Principle of the test

The Dixon test (1950, 1951, 1953), which is actually divided into six tests depending on the chosen statistic and on the number of outliers to identify, was developed to help determine if the greatest value or lowest value of a sample, or the two largest values, or the two smallest ones can be considered as outliers. This test assumes that the data correspond to a sample extracted from a population that follows a normal distribution.

Detecting outliers

In statistics, an outlier is a value recorded for a given variable, that seems unusual and suspiciously lower or greater than the other observed values. One can distinguish two types of outliers:

• An outlier can simply be related to a reading error (on an measuring instrument), a keyboarding error, or a special event that disrupted the observed phenomenon to the point of making it incomparable to others. In such cases, you must either correct the outlier, if possible, or otherwise remove the observation to avoid that it disturbs the analyses that are planed (descriptive analysis, modeling, predicting).
• An outlier can also be due to an atypical event, but nevertheless known or interesting to study. For example, if we study the presence of certain bacteria in river water, you can have samples without bacteria, and other with aggregates with many bacteria. These data are of course important to keep. The models used should reflect that potential dispersion.

When there are outliers in the data, depending on the stage of the study, we must identify them, possibly with the aid of tests, flag them in the reports (in tables or on graphical representations), delete or use methods able to treat them as such.

To identify outliers, there are different approaches. For example, in classical linear regression, we can use the value of Cook’s d values, or submit the standardized residuals to a Grubbs test to see if one or two values are abnormal. The classical Grubbs test can help identifying one outlier, while the double Grubbs test allows identifying two. It is not recommended to use these methods repeatedly on the same sample. However, it may be appropriate if you really suspect that there are more than two outliers.

Critical value and p-value for the Dixon test

The literature provides more or less accurate approximations of the critical value beyond which, for a given significance level a, we cannot keep the null hypothesis. However XLSTAT provides an approximation of the critical values based on Monte Carlo simulations. The number of these approximations is by default set to 1000000, which provides more reliable than those provided in the historical articles. XLSTAT also provides on the basis of these simulations, a p-value and the conclusion of the test based on the significance level chosen by the user.

Results with XLSTAT

The results correspond to the Dixon test are then displayed. An interpretation of the test is provided if a single iteration of the test was requested, or if no observation was identified as being an outlier.
In case several iterations were required, also display a table showing, for each observation, the iteration in which it was removed from the sample.

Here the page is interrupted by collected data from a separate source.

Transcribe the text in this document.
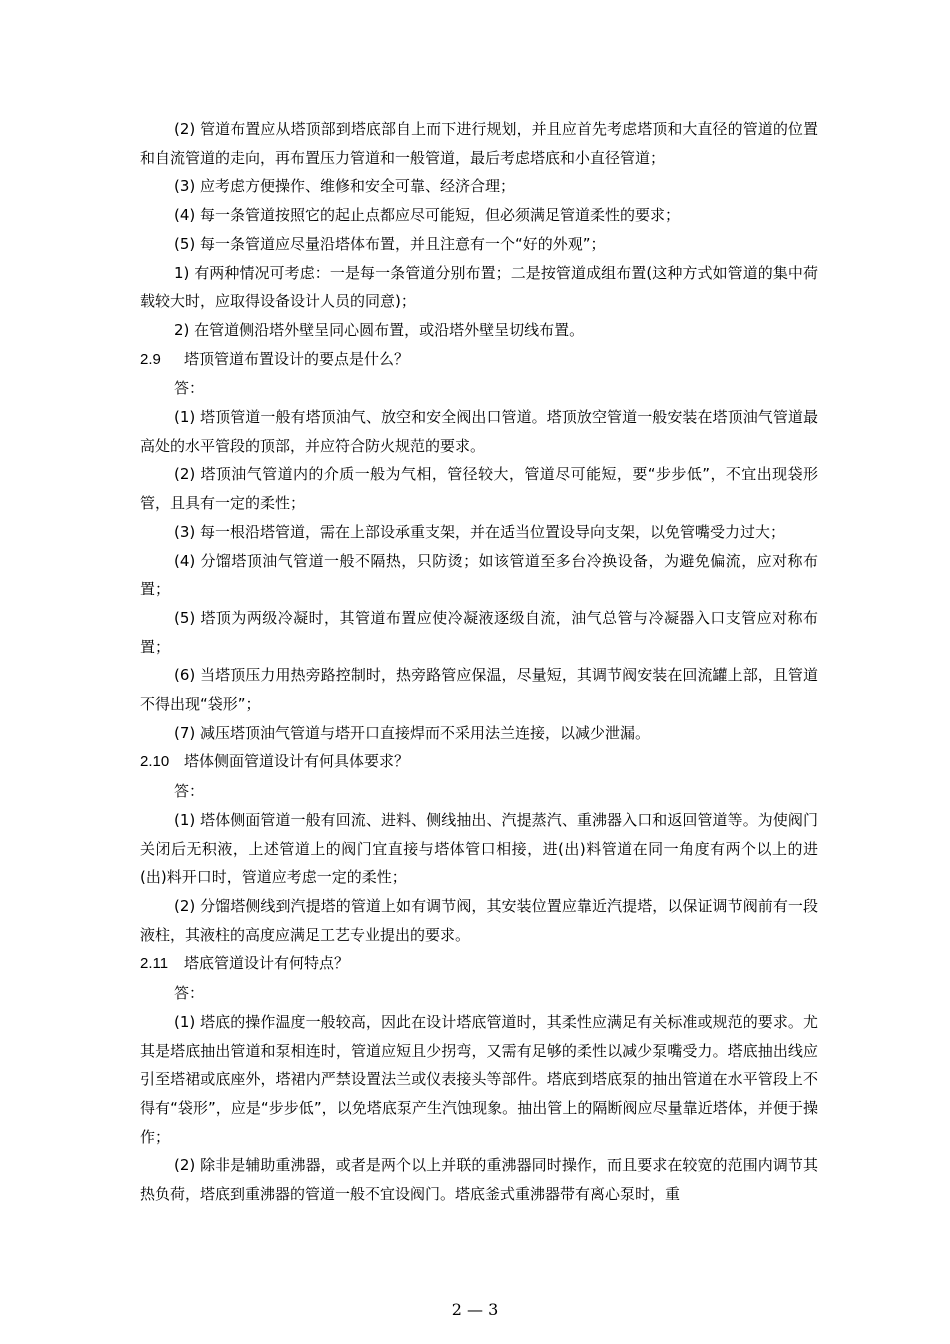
(2) 管道布置应从塔顶部到塔底部自上而下进行规划，并且应首先考虑塔顶和大直径的管道的位置和自流管道的走向，再布置压力管道和一般管道，最后考虑塔底和小直径管道；

(3) 应考虑方便操作、维修和安全可靠、经济合理；

(4) 每一条管道按照它的起止点都应尽可能短，但必须满足管道柔性的要求；

(5) 每一条管道应尽量沿塔体布置，并且注意有一个“好的外观”；

1) 有两种情况可考虑：一是每一条管道分别布置；二是按管道成组布置(这种方式如管道的集中荷载较大时，应取得设备设计人员的同意)；

2) 在管道侧沿塔外壁呈同心圆布置，或沿塔外壁呈切线布置。

2.9 塔顶管道布置设计的要点是什么？

答：

(1) 塔顶管道一般有塔顶油气、放空和安全阀出口管道。塔顶放空管道一般安装在塔顶油气管道最高处的水平管段的顶部，并应符合防火规范的要求。

(2) 塔顶油气管道内的介质一般为气相，管径较大，管道尽可能短，要“步步低”，不宜出现袋形管，且具有一定的柔性；

(3) 每一根沿塔管道，需在上部设承重支架，并在适当位置设导向支架，以免管嘴受力过大；

(4) 分馏塔顶油气管道一般不隔热，只防烫；如该管道至多台冷换设备，为避免偏流，应对称布置；

(5) 塔顶为两级冷凝时，其管道布置应使冷凝液逐级自流，油气总管与冷凝器入口支管应对称布置；

(6) 当塔顶压力用热旁路控制时，热旁路管应保温，尽量短，其调节阀安装在回流罐上部，且管道不得出现“袋形”；

(7) 减压塔顶油气管道与塔开口直接焊而不采用法兰连接，以减少泄漏。

2.10 塔体侧面管道设计有何具体要求？

答：

(1) 塔体侧面管道一般有回流、进料、侧线抽出、汽提蒸汽、重沸器入口和返回管道等。为使阀门关闭后无积液，上述管道上的阀门宜直接与塔体管口相接，进(出)料管道在同一角度有两个以上的进(出)料开口时，管道应考虑一定的柔性；

(2) 分馏塔侧线到汽提塔的管道上如有调节阀，其安装位置应靠近汽提塔，以保证调节阀前有一段液柱，其液柱的高度应满足工艺专业提出的要求。

2.11 塔底管道设计有何特点？

答：

(1) 塔底的操作温度一般较高，因此在设计塔底管道时，其柔性应满足有关标准或规范的要求。尤其是塔底抽出管道和泵相连时，管道应短且少拐弯，又需有足够的柔性以减少泵嘴受力。塔底抽出线应引至塔裙或底座外，塔裙内严禁设置法兰或仪表接头等部件。塔底到塔底泵的抽出管道在水平管段上不得有“袋形”，应是“步步低”，以免塔底泵产生汽蚀现象。抽出管上的隔断阀应尽量靠近塔体，并便于操作；

(2) 除非是辅助重沸器，或者是两个以上并联的重沸器同时操作，而且要求在较宽的范围内调节其热负荷，塔底到重沸器的管道一般不宜设阀门。塔底釜式重沸器带有离心泵时，重

2 — 3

The z-scores are then displayed if they have been requested.

References

Barnett V. and Lewis T. (1980). Outliers in Statistical Data. John Wiley and Sons, Chichester, New York, Brisbane, Toronto.

Dixon W.J. (1950). Analysis of extreme values. Annals of Math. Stat., 21, 488-506.

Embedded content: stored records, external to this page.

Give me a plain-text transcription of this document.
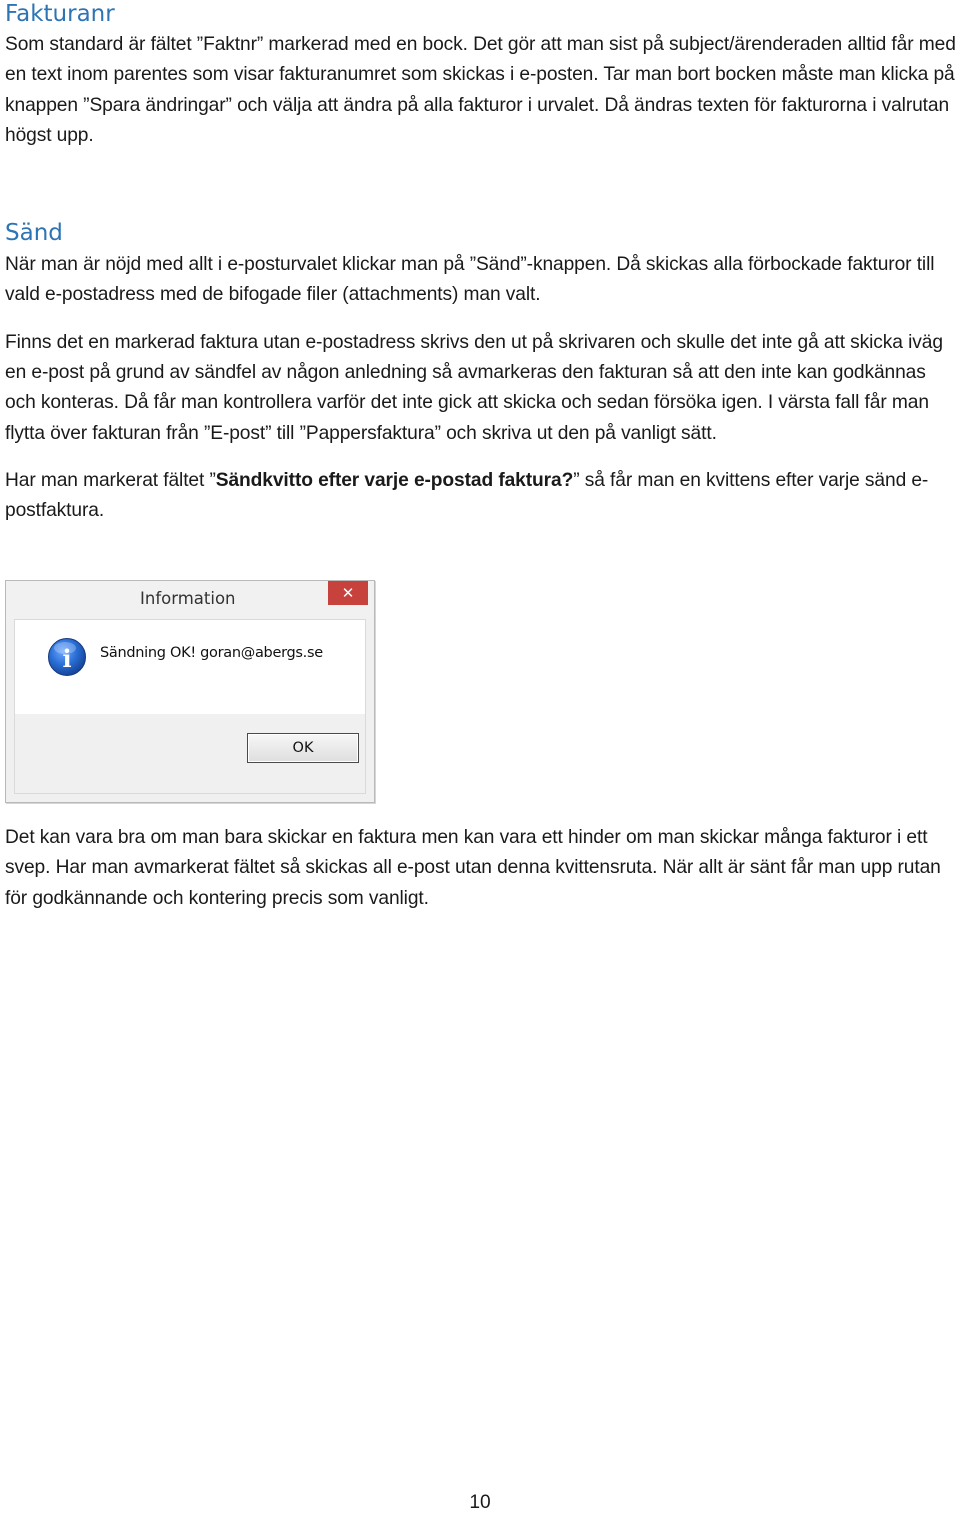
Fakturanr

Som standard är fältet ”Faktnr” markerad med en bock. Det gör att man sist på subject/ärenderaden alltid får med en text inom parentes som visar fakturanumret som skickas i e-posten. Tar man bort bocken måste man klicka på knappen ”Spara ändringar” och välja att ändra på alla fakturor i urvalet. Då ändras texten för fakturorna i valrutan högst upp.

Sänd

När man är nöjd med allt i e-posturvalet klickar man på ”Sänd”-knappen. Då skickas alla förbockade fakturor till vald e-postadress med de bifogade filer (attachments) man valt.

Finns det en markerad faktura utan e-postadress skrivs den ut på skrivaren och skulle det inte gå att skicka iväg en e-post på grund av sändfel av någon anledning så avmarkeras den fakturan så att den inte kan godkännas och konteras. Då får man kontrollera varför det inte gick att skicka och sedan försöka igen. I värsta fall får man flytta över fakturan från ”E-post” till ”Pappersfaktura” och skriva ut den på vanligt sätt.

Har man markerat fältet ”Sändkvitto efter varje e-postad faktura?” så får man en kvittens efter varje sänd e-postfaktura.

Det kan vara bra om man bara skickar en faktura men kan vara ett hinder om man skickar många fakturor i ett svep. Har man avmarkerat fältet så skickas all e-post utan denna kvittensruta. När allt är sänt får man upp rutan för godkännande och kontering precis som vanligt.

Information	✕
i Sändning OK! goran@abergs.se
OK
10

Dixon W.J. (1951). Ratios involving of extreme values. Annals of Math. Stat., 22, 68-78.

Dixon W.J. (1953). Processing data for outliers. J. Biometrics, 9, 74-89.

Hawkins D.M. (1980). Identification of Outliers. Chapman and Hall, London.

International Organization for Standardization (1994). ISO 5725-2: Accuracy (trueness and precision) of measurement methods and results—Part 2: Basic method for the determination of repeatability and reproducibility of a standard measurement method, Geneva.